On the surface, the drubbing GoPro (NASDAQ:GPRO) took on Wednesday makes no sense. Yet, there it is. On Wednesday, the action camera maker merely announced when it would be posting its Q2 results and GPRO stock lost a hefty 8% of its value.
What gives? Several possibilities, one of which is the possibility that someone knows (or someone thinks they know) the kind of second-quarter numbers the company will be reporting … and they’re not thrilled about them. Or, perhaps the selloff was already taking shape, and going to unfurl no matter what.
Of course, the reason for the setback may be irrelevant now that the bears got their ball rolling.
GPRO Stock: Broken Stride
For the record, GPRO stopped bleeding early on Thursday, cutting Wednesday’s steep loss by a hair. Clearly the market wasn’t that concerned about its apparent knee-jerk assumption.
Maybe investors were relieved to hear the news GoPro released after Wednesday’s closing bell rang. That is, since debuting its Hero series of action cameras back in 2009, the company has sold more than 30 million of them as of the second quarter of the year. The latest model, the Hero5 Black, has become the company’s best-selling camera in record time since its launch in late 2016.
That’s impressive enough.
One can’t help but wonder, however, if the unprompted post-close press release about the Hero camera’s lifetime sales is a deliberate effort to avoid talking about last quarter’s sales in particular … a much more meaningful data point for current and would-be owners of GPRO stock.
Whatever the case, it’s telling — and alarming — how quickly the weakness developed. Worse is that the selling broke the stride of what was becoming a respectable recovery rally.
The chart below speaks for itself. GoPro shares had gained 58% from their early April low, crossing back above all of the key moving average lines in the process. A bit of hesitation on Monday and Tuesday, though, sparked just enough concern to pull the rug out from underneath GPRO stock on Wednesday. In one fell swoop, shares were back under the 20-day moving average line.
Thursday’s bounce was relief, but not yet enough to get shares back above that short-term moving average line.
It’s Still Just a Camera
If we’re being intellectually honest though, at least part of the damage done on Wednesday has to stem back from a bigger, more meaningful reality. That is, revenue has been shrinking since 2015. The company has only reported one profitable quarter since then, and it wasn’t able to maintain it in the meantime. Meanwhile, the GoPro brand hasn’t become more prolific. If anything, it has become less interesting as action-camera-mania continues to cool.
In that light, the decision to tout the total number of Hero cameras it has ever sold rather than discuss Q2’s tally in detail looks even more like a diversion.
Let’s also not forget that for all the self-congratulating GoPro dished out yesterday, analysts still expect sales to continue dwindling this year. The company is also still expected to book a loss, albeit a smaller one.

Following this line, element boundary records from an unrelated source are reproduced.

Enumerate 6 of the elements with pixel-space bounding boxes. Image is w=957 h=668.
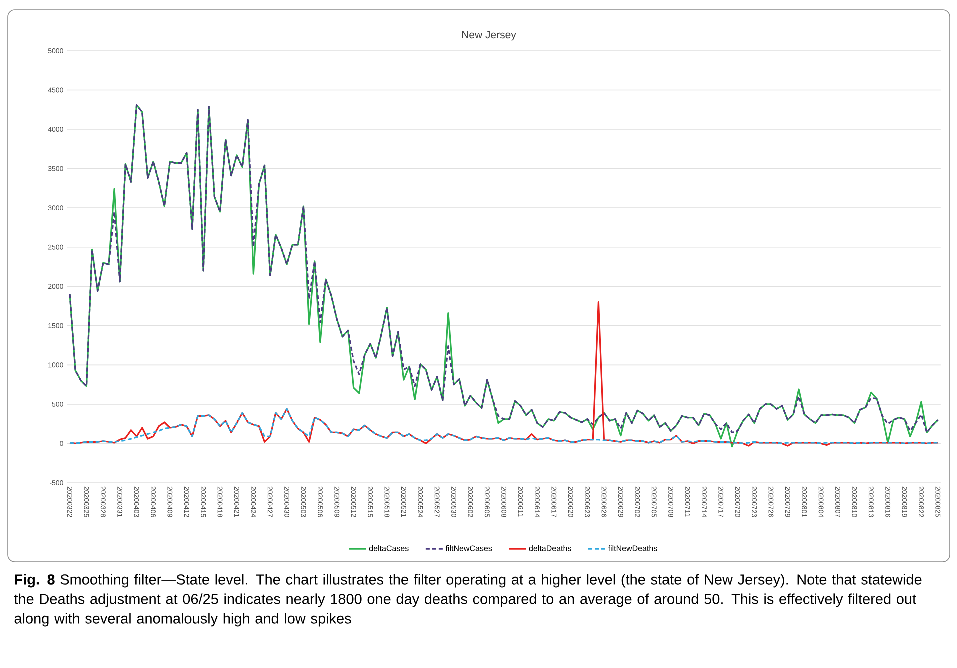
chart-title: New Jersey <box>462 31 516 41</box>
legend-label: filtNewDeaths <box>608 545 658 552</box>
legend-label: filtNewCases <box>446 545 492 552</box>
text: Fig. 8 Smoothing filter—State level. The chart illustrates the filter operating at a higher level (the state of New Jersey). Note that statewide the Deaths adjustment at 06/25 indicates nearly 1800 one day deaths compared to an average of around 50. This is effectively filtered out along with several anomalously high and low spikes <box>14 574 922 627</box>
legend-label: deltaDeaths <box>529 545 572 552</box>
legend-label: deltaCases <box>369 545 409 552</box>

Yes, those same pros are calling for a breakeven next year. They’ve not made the compelling case for how or why GoPro will be able to drive its anticipated sales growth or make margin progress though. Much like the iPhone from Apple (NASDAQ:AAPL), the marketable improvements from one camera to the next are getting smaller and smaller.
But is the Hero5’s success evidence that GoPro has finally found the intersection of demand, pricing, marketability and salesmanship?
Maybe. Let’s not forget, however, that the Hero5 has also been heavily discounted of late. It would be surprising if the Hero5 Black wasn’t its best-selling camera. The question is, can it sell more cameras at a higher price? So far, it doesn’t appear the company has been able to.
Bottom Line for GPRO Stock
Admittedly, GPRO stock had yet another brief bout with greatness. Like all the rest though, this one’s withering away pretty quickly.
Like it or not, the underlying flaw I pointed out with GoPro as far back as a year ago still applies. I argued then that “GoPro has yet to convince anyone that it’s going to muster meaningful growth at any point in the next fifteen years.”
As it turns out, the action camera market just isn’t all that big. Leading that market isn’t enough in and of itself to make the company profitable … no matter how many Hero cameras it has sold.